Quotations from poetry over 3 lines in length:

  • begin the quotation on a new line
  • indent each line 2.54cm from the left margin
  • double spacing between the lines
  • no quotation marks
  • place the reference in parentheses at the end of the last line after the full-stop
  • if the lines of poetry do not fit between the margins of your text, continue these on the next line, indented an extra 0.635cm
  • if the text of the original poem does not follow normal textual rules, try to replicate the original as closely as possible
  • if a quotation begins in the middle of the line in the original, try to replicate its position in the original rather than shifting the partial line to the left margin.

Quotations from a play

If you quote the lines of more than one actor or if the piece you are quoting is long, the quotation should not be integrated into your text. The rules in MLA for presenting this text are:

  • leave a line between your text and the quotation
  • indent the first line of each character's words 2.54cm (1 inch)
  • indent all subsequent lines in that piece of dialogue 0.64cm (0.25 inch)
  • write the name of each character in upper case and end with a full-stop, e.g. BODYGUARDS.
  • end each piece of dialogue with a full-stop
  • end the last line of the quotation with a full-stop and then add the section and line numbers in parentheses.

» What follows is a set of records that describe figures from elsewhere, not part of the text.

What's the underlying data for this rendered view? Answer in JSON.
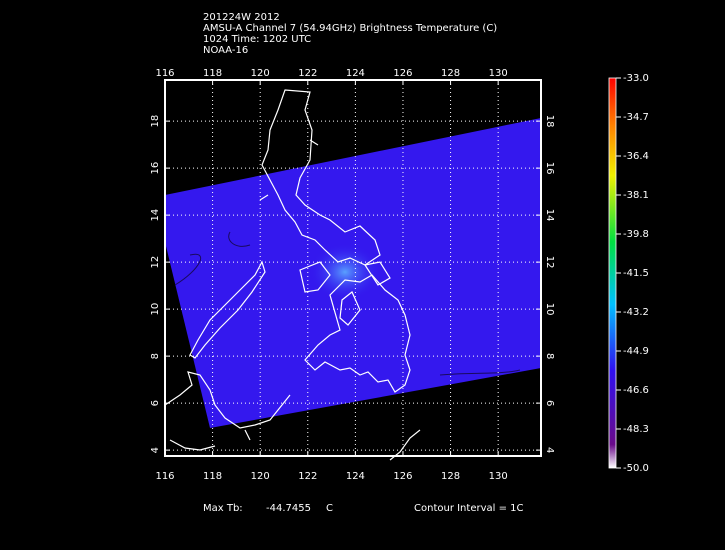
{
  "header": {
    "lines": [
      "201224W 2012",
      "AMSU-A Channel 7 (54.94GHz) Brightness Temperature (C)",
      "1024 Time: 1202 UTC",
      "NOAA-16"
    ]
  },
  "map": {
    "lonlim": [
      116,
      131.8
    ],
    "latlim": [
      3.75,
      19.75
    ],
    "lonticks": [
      116,
      118,
      120,
      122,
      124,
      126,
      128,
      130
    ],
    "latticks": [
      4,
      6,
      8,
      10,
      12,
      14,
      16,
      18
    ],
    "grid": true
  },
  "colorbar": {
    "lim": [
      -50,
      -33
    ],
    "ticks": [
      {
        "value": -33,
        "label": "-33.0"
      },
      {
        "value": -34.7,
        "label": "-34.7"
      },
      {
        "value": -36.4,
        "label": "-36.4"
      },
      {
        "value": -38.1,
        "label": "-38.1"
      },
      {
        "value": -39.8,
        "label": "-39.8"
      },
      {
        "value": -41.5,
        "label": "-41.5"
      },
      {
        "value": -43.2,
        "label": "-43.2"
      },
      {
        "value": -44.9,
        "label": "-44.9"
      },
      {
        "value": -46.6,
        "label": "-46.6"
      },
      {
        "value": -48.3,
        "label": "-48.3"
      },
      {
        "value": -50,
        "label": "-50.0"
      }
    ]
  },
  "footer": {
    "max_label": "Max Tb:",
    "max_value": "-44.7455",
    "max_unit": "C",
    "contour": "Contour Interval = 1C"
  }
}
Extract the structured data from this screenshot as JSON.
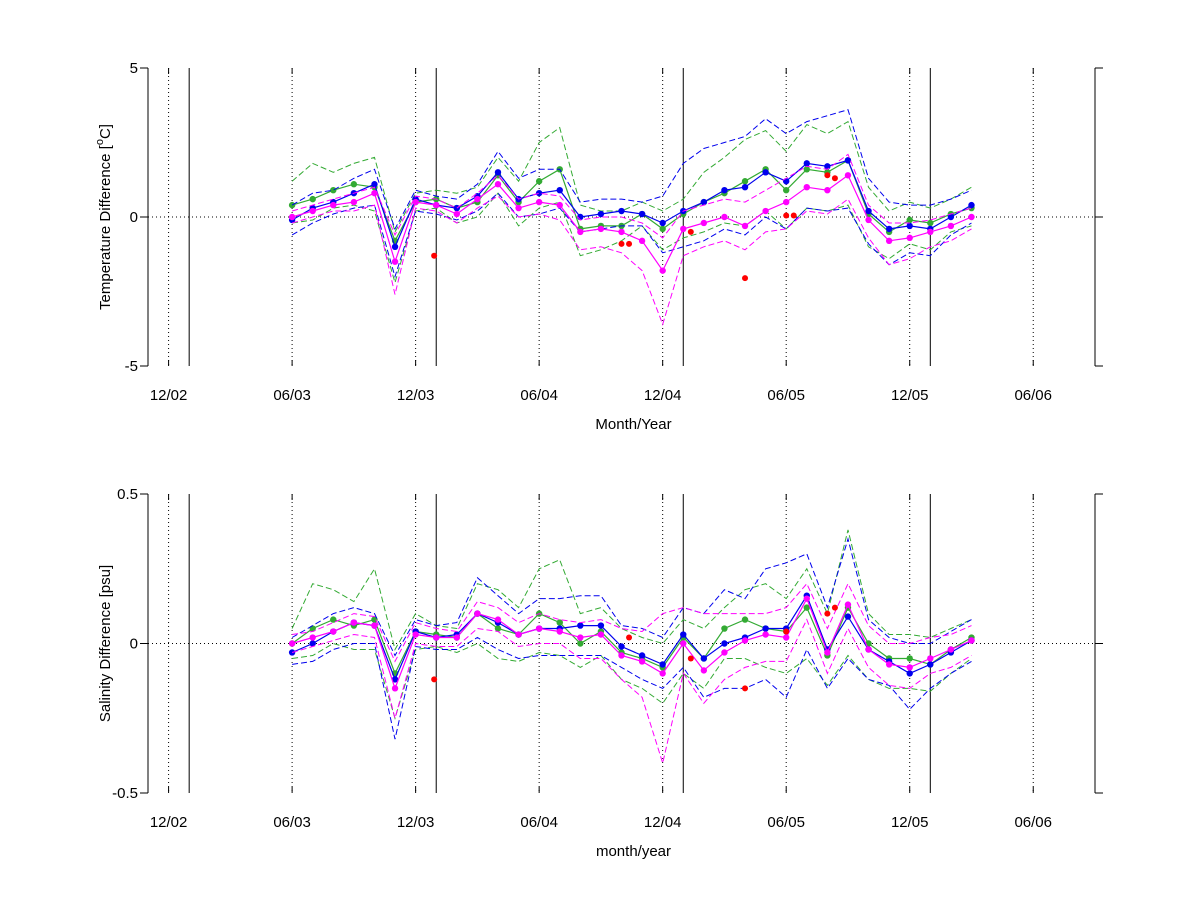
{
  "chart_data": [
    {
      "type": "line",
      "ylabel_prefix": "Temperature Difference [",
      "ylabel_sup": "o",
      "ylabel_suffix": "C]",
      "xlabel": "Month/Year",
      "x_unit": "month",
      "xlim": [
        "2002-11-01",
        "2006-09-01"
      ],
      "ylim": [
        -5,
        5
      ],
      "yticks": [
        -5,
        0,
        5
      ],
      "ytick_labels": [
        "-5",
        "0",
        "5"
      ],
      "xticks": [
        "2002-12-01",
        "2003-06-01",
        "2003-12-01",
        "2004-06-01",
        "2004-12-01",
        "2005-06-01",
        "2005-12-01",
        "2006-06-01"
      ],
      "xtick_labels": [
        "12/02",
        "06/03",
        "12/03",
        "06/04",
        "12/04",
        "06/05",
        "12/05",
        "06/06"
      ],
      "zero_line": true,
      "vertical_solid_lines": [
        "2003-01-01",
        "2004-01-01",
        "2005-01-01",
        "2006-01-01"
      ],
      "grid": "dotted vertical at x ticks",
      "x": [
        "2003-06-01",
        "2003-07-01",
        "2003-08-01",
        "2003-09-01",
        "2003-10-01",
        "2003-11-01",
        "2003-12-01",
        "2004-01-01",
        "2004-02-01",
        "2004-03-01",
        "2004-04-01",
        "2004-05-01",
        "2004-06-01",
        "2004-07-01",
        "2004-08-01",
        "2004-09-01",
        "2004-10-01",
        "2004-11-01",
        "2004-12-01",
        "2005-01-01",
        "2005-02-01",
        "2005-03-01",
        "2005-04-01",
        "2005-05-01",
        "2005-06-01",
        "2005-07-01",
        "2005-08-01",
        "2005-09-01",
        "2005-10-01",
        "2005-11-01",
        "2005-12-01",
        "2006-01-01",
        "2006-02-01",
        "2006-03-01"
      ],
      "series": [
        {
          "color": "#33aa33",
          "marker": true,
          "values": [
            0.4,
            0.6,
            0.9,
            1.1,
            1.0,
            -0.8,
            0.5,
            0.6,
            0.3,
            0.5,
            1.4,
            0.5,
            1.2,
            1.6,
            -0.4,
            -0.3,
            -0.3,
            0.1,
            -0.4,
            0.1,
            0.5,
            0.8,
            1.2,
            1.6,
            0.9,
            1.6,
            1.5,
            1.9,
            0.1,
            -0.5,
            -0.1,
            -0.2,
            0.1,
            0.3
          ],
          "upper": [
            1.2,
            1.8,
            1.5,
            1.8,
            2.0,
            -0.5,
            0.8,
            0.9,
            0.8,
            1.0,
            2.0,
            1.2,
            2.5,
            3.0,
            0.4,
            0.2,
            0.2,
            0.5,
            0.2,
            0.6,
            1.5,
            2.0,
            2.6,
            2.9,
            2.2,
            3.1,
            2.8,
            3.2,
            1.0,
            0.2,
            0.5,
            0.3,
            0.6,
            1.0
          ],
          "lower": [
            -0.2,
            -0.1,
            0.3,
            0.4,
            0.2,
            -2.2,
            0.2,
            0.3,
            -0.2,
            0.0,
            0.8,
            -0.3,
            0.3,
            0.5,
            -1.3,
            -1.1,
            -0.8,
            -0.3,
            -1.1,
            -0.7,
            -0.5,
            -0.2,
            -0.3,
            0.2,
            -0.4,
            0.3,
            0.2,
            0.4,
            -1.0,
            -1.4,
            -0.9,
            -1.1,
            -0.5,
            -0.3
          ]
        },
        {
          "color": "#0000ee",
          "marker": true,
          "values": [
            -0.1,
            0.3,
            0.5,
            0.8,
            1.1,
            -1.0,
            0.6,
            0.4,
            0.3,
            0.7,
            1.5,
            0.6,
            0.8,
            0.9,
            0.0,
            0.1,
            0.2,
            0.1,
            -0.2,
            0.2,
            0.5,
            0.9,
            1.0,
            1.5,
            1.2,
            1.8,
            1.7,
            1.9,
            0.2,
            -0.4,
            -0.3,
            -0.4,
            0.0,
            0.4
          ],
          "upper": [
            0.4,
            0.8,
            0.9,
            1.3,
            1.6,
            -0.4,
            0.9,
            0.7,
            0.6,
            1.1,
            2.2,
            1.3,
            1.6,
            1.6,
            0.5,
            0.6,
            0.6,
            0.5,
            0.7,
            1.8,
            2.3,
            2.5,
            2.7,
            3.3,
            2.8,
            3.2,
            3.4,
            3.6,
            1.3,
            0.5,
            0.4,
            0.4,
            0.6,
            0.9
          ],
          "lower": [
            -0.6,
            -0.2,
            0.1,
            0.3,
            0.4,
            -2.0,
            0.2,
            0.1,
            -0.1,
            0.2,
            0.8,
            0.0,
            0.1,
            0.3,
            -0.5,
            -0.4,
            -0.3,
            -0.3,
            -1.2,
            -1.0,
            -0.8,
            -0.4,
            -0.6,
            0.0,
            -0.4,
            0.3,
            0.2,
            0.3,
            -0.9,
            -1.6,
            -1.2,
            -1.3,
            -0.6,
            -0.2
          ]
        },
        {
          "color": "#ff00ff",
          "marker": true,
          "values": [
            0.0,
            0.2,
            0.4,
            0.5,
            0.8,
            -1.5,
            0.5,
            0.4,
            0.1,
            0.6,
            1.1,
            0.3,
            0.5,
            0.4,
            -0.5,
            -0.4,
            -0.5,
            -0.8,
            -1.8,
            -0.4,
            -0.2,
            0.0,
            -0.3,
            0.2,
            0.5,
            1.0,
            0.9,
            1.4,
            -0.1,
            -0.8,
            -0.7,
            -0.5,
            -0.3,
            0.0
          ],
          "upper": [
            0.2,
            0.4,
            0.6,
            0.8,
            1.0,
            -0.6,
            0.7,
            0.6,
            0.3,
            0.8,
            1.4,
            0.6,
            0.8,
            0.7,
            -0.1,
            0.0,
            0.0,
            -0.2,
            -0.7,
            0.2,
            0.4,
            0.6,
            0.5,
            0.9,
            1.3,
            1.7,
            1.6,
            2.1,
            0.4,
            -0.2,
            -0.2,
            -0.1,
            0.1,
            0.3
          ],
          "lower": [
            -0.2,
            0.0,
            0.2,
            0.2,
            0.4,
            -2.6,
            0.3,
            0.2,
            -0.2,
            0.3,
            0.7,
            0.0,
            0.1,
            -0.1,
            -1.1,
            -1.0,
            -1.2,
            -1.8,
            -3.6,
            -1.3,
            -1.0,
            -0.8,
            -1.1,
            -0.5,
            -0.4,
            0.2,
            0.1,
            0.6,
            -0.7,
            -1.6,
            -1.4,
            -1.0,
            -0.8,
            -0.4
          ]
        }
      ],
      "red_points": [
        {
          "x": "2003-12-28",
          "y": -1.3
        },
        {
          "x": "2004-10-01",
          "y": -0.9
        },
        {
          "x": "2004-10-12",
          "y": -0.9
        },
        {
          "x": "2005-01-12",
          "y": -0.5
        },
        {
          "x": "2005-04-01",
          "y": -2.05
        },
        {
          "x": "2005-06-01",
          "y": 0.05
        },
        {
          "x": "2005-06-12",
          "y": 0.05
        },
        {
          "x": "2005-08-01",
          "y": 1.4
        },
        {
          "x": "2005-08-12",
          "y": 1.3
        }
      ]
    },
    {
      "type": "line",
      "ylabel": "Salinity Difference [psu]",
      "xlabel": "month/year",
      "x_unit": "month",
      "xlim": [
        "2002-11-01",
        "2006-09-01"
      ],
      "ylim": [
        -0.5,
        0.5
      ],
      "yticks": [
        -0.5,
        0,
        0.5
      ],
      "ytick_labels": [
        "-0.5",
        "0",
        "0.5"
      ],
      "xticks": [
        "2002-12-01",
        "2003-06-01",
        "2003-12-01",
        "2004-06-01",
        "2004-12-01",
        "2005-06-01",
        "2005-12-01",
        "2006-06-01"
      ],
      "xtick_labels": [
        "12/02",
        "06/03",
        "12/03",
        "06/04",
        "12/04",
        "06/05",
        "12/05",
        "06/06"
      ],
      "zero_line": true,
      "vertical_solid_lines": [
        "2003-01-01",
        "2004-01-01",
        "2005-01-01",
        "2006-01-01"
      ],
      "grid": "dotted vertical at x ticks",
      "x": [
        "2003-06-01",
        "2003-07-01",
        "2003-08-01",
        "2003-09-01",
        "2003-10-01",
        "2003-11-01",
        "2003-12-01",
        "2004-01-01",
        "2004-02-01",
        "2004-03-01",
        "2004-04-01",
        "2004-05-01",
        "2004-06-01",
        "2004-07-01",
        "2004-08-01",
        "2004-09-01",
        "2004-10-01",
        "2004-11-01",
        "2004-12-01",
        "2005-01-01",
        "2005-02-01",
        "2005-03-01",
        "2005-04-01",
        "2005-05-01",
        "2005-06-01",
        "2005-07-01",
        "2005-08-01",
        "2005-09-01",
        "2005-10-01",
        "2005-11-01",
        "2005-12-01",
        "2006-01-01",
        "2006-02-01",
        "2006-03-01"
      ],
      "series": [
        {
          "color": "#33aa33",
          "marker": true,
          "values": [
            0.0,
            0.05,
            0.08,
            0.06,
            0.08,
            -0.1,
            0.04,
            0.03,
            0.02,
            0.1,
            0.05,
            0.03,
            0.1,
            0.07,
            0.0,
            0.04,
            -0.03,
            -0.05,
            -0.08,
            0.02,
            -0.05,
            0.05,
            0.08,
            0.05,
            0.04,
            0.12,
            -0.04,
            0.12,
            0.0,
            -0.05,
            -0.05,
            -0.07,
            -0.02,
            0.02
          ],
          "upper": [
            0.05,
            0.2,
            0.18,
            0.14,
            0.25,
            -0.02,
            0.1,
            0.06,
            0.05,
            0.2,
            0.18,
            0.12,
            0.25,
            0.28,
            0.1,
            0.12,
            0.05,
            0.02,
            0.0,
            0.08,
            0.05,
            0.12,
            0.18,
            0.2,
            0.15,
            0.25,
            0.1,
            0.38,
            0.1,
            0.03,
            0.03,
            0.02,
            0.05,
            0.08
          ],
          "lower": [
            -0.05,
            -0.04,
            0.0,
            -0.02,
            -0.02,
            -0.25,
            -0.02,
            -0.01,
            -0.03,
            0.0,
            -0.05,
            -0.06,
            -0.03,
            -0.04,
            -0.08,
            -0.04,
            -0.12,
            -0.15,
            -0.2,
            -0.1,
            -0.15,
            -0.05,
            -0.05,
            -0.08,
            -0.1,
            -0.05,
            -0.14,
            -0.04,
            -0.12,
            -0.15,
            -0.15,
            -0.16,
            -0.1,
            -0.05
          ]
        },
        {
          "color": "#0000ee",
          "marker": true,
          "values": [
            -0.03,
            0.0,
            0.04,
            0.07,
            0.06,
            -0.12,
            0.04,
            0.02,
            0.03,
            0.1,
            0.07,
            0.03,
            0.05,
            0.05,
            0.06,
            0.06,
            -0.01,
            -0.04,
            -0.07,
            0.03,
            -0.05,
            0.0,
            0.02,
            0.05,
            0.05,
            0.16,
            -0.02,
            0.09,
            -0.02,
            -0.06,
            -0.1,
            -0.07,
            -0.03,
            0.01
          ],
          "upper": [
            0.02,
            0.06,
            0.1,
            0.12,
            0.1,
            -0.04,
            0.08,
            0.06,
            0.07,
            0.22,
            0.16,
            0.1,
            0.15,
            0.15,
            0.16,
            0.16,
            0.06,
            0.05,
            0.02,
            0.12,
            0.1,
            0.18,
            0.15,
            0.25,
            0.27,
            0.3,
            0.12,
            0.35,
            0.08,
            0.02,
            0.0,
            0.0,
            0.04,
            0.08
          ],
          "lower": [
            -0.07,
            -0.06,
            -0.02,
            0.0,
            0.0,
            -0.32,
            -0.01,
            -0.02,
            -0.02,
            0.02,
            -0.02,
            -0.05,
            -0.04,
            -0.04,
            -0.04,
            -0.04,
            -0.08,
            -0.12,
            -0.15,
            -0.08,
            -0.18,
            -0.15,
            -0.15,
            -0.12,
            -0.18,
            -0.02,
            -0.15,
            -0.05,
            -0.12,
            -0.14,
            -0.22,
            -0.15,
            -0.1,
            -0.06
          ]
        },
        {
          "color": "#ff00ff",
          "marker": true,
          "values": [
            0.0,
            0.02,
            0.04,
            0.07,
            0.06,
            -0.15,
            0.03,
            0.02,
            0.02,
            0.1,
            0.08,
            0.03,
            0.05,
            0.04,
            0.02,
            0.03,
            -0.04,
            -0.06,
            -0.1,
            0.0,
            -0.09,
            -0.03,
            0.01,
            0.03,
            0.02,
            0.15,
            -0.03,
            0.13,
            -0.02,
            -0.07,
            -0.08,
            -0.05,
            -0.02,
            0.01
          ],
          "upper": [
            0.03,
            0.04,
            0.07,
            0.1,
            0.09,
            -0.06,
            0.07,
            0.05,
            0.04,
            0.14,
            0.12,
            0.07,
            0.1,
            0.08,
            0.07,
            0.08,
            0.05,
            0.04,
            0.1,
            0.12,
            0.1,
            0.1,
            0.1,
            0.1,
            0.12,
            0.2,
            0.05,
            0.2,
            0.06,
            0.0,
            0.0,
            0.02,
            0.03,
            0.06
          ],
          "lower": [
            -0.03,
            -0.01,
            0.01,
            0.03,
            0.02,
            -0.25,
            0.0,
            -0.01,
            -0.01,
            0.05,
            0.04,
            -0.01,
            0.0,
            0.0,
            -0.05,
            -0.05,
            -0.12,
            -0.18,
            -0.4,
            -0.1,
            -0.2,
            -0.12,
            -0.08,
            -0.06,
            -0.06,
            0.08,
            -0.1,
            0.05,
            -0.08,
            -0.14,
            -0.15,
            -0.1,
            -0.08,
            -0.04
          ]
        }
      ],
      "red_points": [
        {
          "x": "2003-12-28",
          "y": -0.12
        },
        {
          "x": "2004-10-12",
          "y": 0.02
        },
        {
          "x": "2005-01-12",
          "y": -0.05
        },
        {
          "x": "2005-04-01",
          "y": -0.15
        },
        {
          "x": "2005-06-01",
          "y": 0.04
        },
        {
          "x": "2005-08-01",
          "y": 0.1
        },
        {
          "x": "2005-08-12",
          "y": 0.12
        }
      ]
    }
  ]
}
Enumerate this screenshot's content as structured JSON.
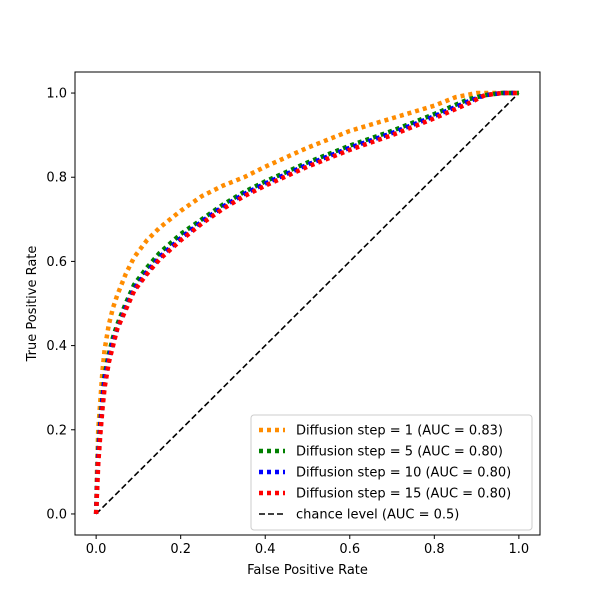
{
  "chart_data": {
    "type": "line",
    "title": "",
    "xlabel": "False Positive Rate",
    "ylabel": "True Positive Rate",
    "xlim": [
      -0.05,
      1.05
    ],
    "ylim": [
      -0.05,
      1.05
    ],
    "xticks": [
      0.0,
      0.2,
      0.4,
      0.6,
      0.8,
      1.0
    ],
    "yticks": [
      0.0,
      0.2,
      0.4,
      0.6,
      0.8,
      1.0
    ],
    "xtick_labels": [
      "0.0",
      "0.2",
      "0.4",
      "0.6",
      "0.8",
      "1.0"
    ],
    "ytick_labels": [
      "0.0",
      "0.2",
      "0.4",
      "0.6",
      "0.8",
      "1.0"
    ],
    "grid": false,
    "legend_position": "lower-right",
    "series": [
      {
        "name": "Diffusion step = 1 (AUC = 0.83)",
        "color": "#ff8c00",
        "style": "dotted",
        "x": [
          0.0,
          0.002,
          0.005,
          0.01,
          0.015,
          0.02,
          0.03,
          0.04,
          0.05,
          0.07,
          0.09,
          0.12,
          0.15,
          0.2,
          0.25,
          0.3,
          0.35,
          0.4,
          0.5,
          0.6,
          0.7,
          0.8,
          0.85,
          0.9,
          0.95,
          1.0
        ],
        "y": [
          0.0,
          0.1,
          0.2,
          0.27,
          0.34,
          0.39,
          0.45,
          0.49,
          0.52,
          0.57,
          0.61,
          0.65,
          0.68,
          0.72,
          0.755,
          0.78,
          0.8,
          0.825,
          0.87,
          0.91,
          0.94,
          0.97,
          0.99,
          1.0,
          1.0,
          1.0
        ]
      },
      {
        "name": "Diffusion step = 5 (AUC = 0.80)",
        "color": "#008000",
        "style": "dotted",
        "x": [
          0.0,
          0.002,
          0.005,
          0.01,
          0.015,
          0.02,
          0.03,
          0.04,
          0.05,
          0.07,
          0.09,
          0.12,
          0.15,
          0.2,
          0.25,
          0.3,
          0.35,
          0.4,
          0.5,
          0.6,
          0.7,
          0.8,
          0.88,
          0.92,
          0.96,
          1.0
        ],
        "y": [
          0.0,
          0.07,
          0.15,
          0.22,
          0.28,
          0.33,
          0.38,
          0.42,
          0.45,
          0.5,
          0.545,
          0.585,
          0.62,
          0.665,
          0.7,
          0.735,
          0.765,
          0.79,
          0.835,
          0.875,
          0.91,
          0.95,
          0.985,
          0.995,
          1.0,
          1.0
        ]
      },
      {
        "name": "Diffusion step = 10 (AUC = 0.80)",
        "color": "#0000ff",
        "style": "dotted",
        "x": [
          0.0,
          0.002,
          0.005,
          0.01,
          0.015,
          0.02,
          0.03,
          0.04,
          0.05,
          0.07,
          0.09,
          0.12,
          0.15,
          0.2,
          0.25,
          0.3,
          0.35,
          0.4,
          0.5,
          0.6,
          0.7,
          0.8,
          0.88,
          0.92,
          0.96,
          1.0
        ],
        "y": [
          0.0,
          0.06,
          0.14,
          0.21,
          0.27,
          0.32,
          0.37,
          0.41,
          0.44,
          0.49,
          0.535,
          0.575,
          0.61,
          0.655,
          0.695,
          0.73,
          0.76,
          0.785,
          0.83,
          0.87,
          0.905,
          0.945,
          0.98,
          0.995,
          1.0,
          1.0
        ]
      },
      {
        "name": "Diffusion step = 15 (AUC = 0.80)",
        "color": "#ff0000",
        "style": "dotted",
        "x": [
          0.0,
          0.002,
          0.005,
          0.01,
          0.015,
          0.02,
          0.03,
          0.04,
          0.05,
          0.07,
          0.09,
          0.12,
          0.15,
          0.2,
          0.25,
          0.3,
          0.35,
          0.4,
          0.5,
          0.6,
          0.7,
          0.8,
          0.88,
          0.92,
          0.96,
          1.0
        ],
        "y": [
          0.0,
          0.05,
          0.12,
          0.19,
          0.25,
          0.3,
          0.36,
          0.4,
          0.44,
          0.485,
          0.53,
          0.57,
          0.605,
          0.65,
          0.69,
          0.725,
          0.755,
          0.78,
          0.825,
          0.865,
          0.9,
          0.94,
          0.975,
          0.995,
          1.0,
          1.0
        ]
      },
      {
        "name": "chance level (AUC = 0.5)",
        "color": "#000000",
        "style": "dashed",
        "x": [
          0.0,
          1.0
        ],
        "y": [
          0.0,
          1.0
        ]
      }
    ]
  }
}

Indirect quotation from a source within a source

Where a quotation is less than four lines, use quotation marks and incorporate it into the text. In the following example, the author of A Heart at Fire's Center: The Life and Music of Bernard Hermann quotes one Hitchcock biographer, Donald Spoto (Smith 192).

Together, noted Hitchcock biographer Donald Spoto, the two men shared "a dark, tragic sense of life, a brooding view of human relationships and a compulsion to explore aesthetically the private world of the romantic fantasy" (381).

The parenthetical reference refers to the page in the book where the quotation is found. The book is listed in the bibliography as follows:

Spoto, Donald. The Dark Side of Genius: The Life of Alfred Hitchcock. Boston: Little, 1983. Print.

Smith, Steven C. A Heart at Fire's Center: The Life and Music of Bernard Hermann. California: U of California P, 1991. Print.

MLA rules for citing indirect sources

Wherever possible, use material from the original source rather than from a secondhand one. In some instances however, an indirect source may be the only available source, for example, a published account of another person's spoken remarks. If what you quote or paraphrase is itself a quotation, put the abbreviation qtd. in ("quoted in") before the indirect source you cite in your parenthetical reference.

e.g. Samuel Johnson admitted that Edmund Burke was an "extraordinary man" (qtd. in Boswell 2: 450).

In your "Works Cited" list, include the source you quoted from.

Boswell, James. The Life of Johnson. Ed. George Birbeck Hill and L. F. Powell. 6 vols. Oxford, Clarendon, 1934-50. Print.